15. Dezember 2011 DIE LINKE Stadtratgruppe Augsburg

Internationales Kulturzelt statt VIP-Zelt auf dem Plärrer!

Heute entscheidet der Stadtrat in geschlossener Sitzung über die Zulassung eines Bewerbers für ein viertes neues Festzelt auf dem Augsburger Plärrer.  Im April 2010 wurden die Zugangskriterien vom Stadtrat beschlossen. Hier heißt es, dass man ein »kleineres, zusätzliches – in der Konzeption gegenüber traditionellem Bierzeltangebot und Imbiss/ Getränkeausschank erheblich abweichendes Gastronomiekonzept« suche.

Dabei geht es der Mehrheit im Stadtrat wohl um ein »gehobenes« Angebot – in Anlehnung an bekannte VIP-Lokations z.B. auf dem Oktoberfest in München - um ein neues Publikum anzusprechen. Dies beruht auf einer Marketing Studie der Hochschule Augsburg. Es sollen damit neben Privatpersonen vor allem Wirtschaftsunternehmen angesprochen und die Attraktivität des Plärres gesteigert werden.

Wir halten dieses Ansinnen für deplaziert auf einem großen Volksfest wie dem Augsburger Plärrer. Ein solches Angebot ist »exklusiv« – also ausschließend. Wir wollen aber ein Volksfest für alle, gleich welcher Nationalität, Alter oder sozialen Herkunft. Die Stadträte der LINKEN sind der Meinung, es gäbe noch ein anders Konzept, welches auch den formulierten Kriterien des Stadtrats entsprechen würde- nämlich ein »Internationales Kulturzelt«.
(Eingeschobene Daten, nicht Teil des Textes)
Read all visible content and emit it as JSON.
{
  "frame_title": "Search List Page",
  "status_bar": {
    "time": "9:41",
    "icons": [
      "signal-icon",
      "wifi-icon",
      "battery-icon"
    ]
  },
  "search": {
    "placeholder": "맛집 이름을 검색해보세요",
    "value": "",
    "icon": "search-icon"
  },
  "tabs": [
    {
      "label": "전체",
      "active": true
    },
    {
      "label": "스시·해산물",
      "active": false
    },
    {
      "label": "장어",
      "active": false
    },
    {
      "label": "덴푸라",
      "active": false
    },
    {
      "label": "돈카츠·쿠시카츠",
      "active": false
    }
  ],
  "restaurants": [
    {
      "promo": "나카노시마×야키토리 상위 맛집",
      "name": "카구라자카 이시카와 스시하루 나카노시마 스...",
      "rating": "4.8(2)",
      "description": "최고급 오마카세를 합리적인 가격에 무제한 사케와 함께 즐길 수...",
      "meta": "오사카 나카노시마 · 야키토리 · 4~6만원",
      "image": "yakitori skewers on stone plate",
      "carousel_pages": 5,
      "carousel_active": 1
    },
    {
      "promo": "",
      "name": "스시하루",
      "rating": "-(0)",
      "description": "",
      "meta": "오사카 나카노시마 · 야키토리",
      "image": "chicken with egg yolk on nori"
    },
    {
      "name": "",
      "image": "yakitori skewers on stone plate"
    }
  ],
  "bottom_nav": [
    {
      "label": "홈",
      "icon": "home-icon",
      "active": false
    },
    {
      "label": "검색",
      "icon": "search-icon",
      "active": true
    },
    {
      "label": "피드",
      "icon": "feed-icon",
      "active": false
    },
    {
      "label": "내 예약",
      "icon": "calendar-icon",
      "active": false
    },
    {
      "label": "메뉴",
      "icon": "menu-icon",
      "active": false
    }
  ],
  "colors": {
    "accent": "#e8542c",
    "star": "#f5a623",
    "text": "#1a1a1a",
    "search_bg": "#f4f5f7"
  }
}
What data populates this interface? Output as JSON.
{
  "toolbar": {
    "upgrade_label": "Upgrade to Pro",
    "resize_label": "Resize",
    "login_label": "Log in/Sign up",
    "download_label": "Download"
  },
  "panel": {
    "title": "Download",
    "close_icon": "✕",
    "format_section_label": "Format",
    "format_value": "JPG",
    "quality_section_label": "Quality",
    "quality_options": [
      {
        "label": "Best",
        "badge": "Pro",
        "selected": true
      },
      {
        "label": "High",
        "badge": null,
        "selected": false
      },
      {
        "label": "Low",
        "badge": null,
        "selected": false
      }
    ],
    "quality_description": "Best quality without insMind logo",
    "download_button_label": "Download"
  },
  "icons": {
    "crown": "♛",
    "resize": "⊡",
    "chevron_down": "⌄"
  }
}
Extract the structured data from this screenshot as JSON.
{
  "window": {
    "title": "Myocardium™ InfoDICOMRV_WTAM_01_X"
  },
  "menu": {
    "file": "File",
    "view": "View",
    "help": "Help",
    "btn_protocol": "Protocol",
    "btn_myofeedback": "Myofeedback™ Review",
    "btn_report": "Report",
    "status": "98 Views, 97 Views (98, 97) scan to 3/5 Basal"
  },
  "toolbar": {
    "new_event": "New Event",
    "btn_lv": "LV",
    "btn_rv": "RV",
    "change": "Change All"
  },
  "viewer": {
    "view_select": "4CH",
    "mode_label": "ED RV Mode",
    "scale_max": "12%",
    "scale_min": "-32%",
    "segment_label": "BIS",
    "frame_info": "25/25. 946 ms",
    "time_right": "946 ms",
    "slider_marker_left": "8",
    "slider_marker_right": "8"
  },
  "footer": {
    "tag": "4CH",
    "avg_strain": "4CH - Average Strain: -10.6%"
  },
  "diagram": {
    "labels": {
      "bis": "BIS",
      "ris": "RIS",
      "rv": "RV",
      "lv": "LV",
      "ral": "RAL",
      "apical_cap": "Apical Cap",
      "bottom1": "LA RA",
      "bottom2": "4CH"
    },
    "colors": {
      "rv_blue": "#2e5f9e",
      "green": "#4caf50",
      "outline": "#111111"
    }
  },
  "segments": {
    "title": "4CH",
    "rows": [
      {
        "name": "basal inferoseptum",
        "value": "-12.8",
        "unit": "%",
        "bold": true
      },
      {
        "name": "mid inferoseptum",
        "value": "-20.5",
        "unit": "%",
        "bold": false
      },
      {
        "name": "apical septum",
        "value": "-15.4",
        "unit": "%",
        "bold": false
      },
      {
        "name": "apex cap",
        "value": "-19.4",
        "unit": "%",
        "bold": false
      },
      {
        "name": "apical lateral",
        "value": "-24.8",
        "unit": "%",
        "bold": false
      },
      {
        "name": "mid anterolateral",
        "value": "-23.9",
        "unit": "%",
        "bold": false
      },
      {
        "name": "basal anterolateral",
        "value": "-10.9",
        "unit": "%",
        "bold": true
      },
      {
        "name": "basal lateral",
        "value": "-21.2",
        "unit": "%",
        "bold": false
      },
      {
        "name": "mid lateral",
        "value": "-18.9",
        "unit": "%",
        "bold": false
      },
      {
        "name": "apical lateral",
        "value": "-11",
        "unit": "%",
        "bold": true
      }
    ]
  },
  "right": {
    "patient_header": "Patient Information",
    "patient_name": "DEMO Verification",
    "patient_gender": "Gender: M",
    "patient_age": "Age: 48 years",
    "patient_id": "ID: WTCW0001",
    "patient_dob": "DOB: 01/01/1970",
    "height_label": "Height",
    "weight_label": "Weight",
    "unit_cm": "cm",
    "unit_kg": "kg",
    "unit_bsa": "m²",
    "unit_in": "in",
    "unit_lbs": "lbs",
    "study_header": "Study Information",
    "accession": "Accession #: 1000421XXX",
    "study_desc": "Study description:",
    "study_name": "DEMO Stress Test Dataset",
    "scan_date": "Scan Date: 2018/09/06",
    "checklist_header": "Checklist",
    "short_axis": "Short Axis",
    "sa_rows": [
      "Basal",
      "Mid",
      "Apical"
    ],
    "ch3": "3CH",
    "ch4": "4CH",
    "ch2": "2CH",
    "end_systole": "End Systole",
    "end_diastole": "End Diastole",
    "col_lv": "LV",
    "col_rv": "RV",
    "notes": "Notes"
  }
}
Dort könnte kulinarische Spezialitäten aus verschiedenen Ländern angeboten werden, sowie ein internationales Musikprogramm. Dies wäre dann auch deutlich abweichend vom Programm in den »traditionellen Bierzelten«. Ein solches Zelt könnte die Plattform für verschieden internationale kulturelle Veranstaltungen sein und würde dem Faktum Rechnung tragen, dass in Augsburg inzwischen ca. 40 % der Bevölkerung Migranten bzw. Menschen mit Migrationshintergrund sind.

Ein solches Angebot könnte auch für alle Altersschichten gestaltet werden. Wir sind der Überzeugung, dass man mit einem derartigen Angebot die Attraktivität des Augsburger Plärrers ebenfalls steigern könnte. Allerdings in einem deutlich »inklusiveren« Sinne und zwar sowohl sozial als auch kulturell!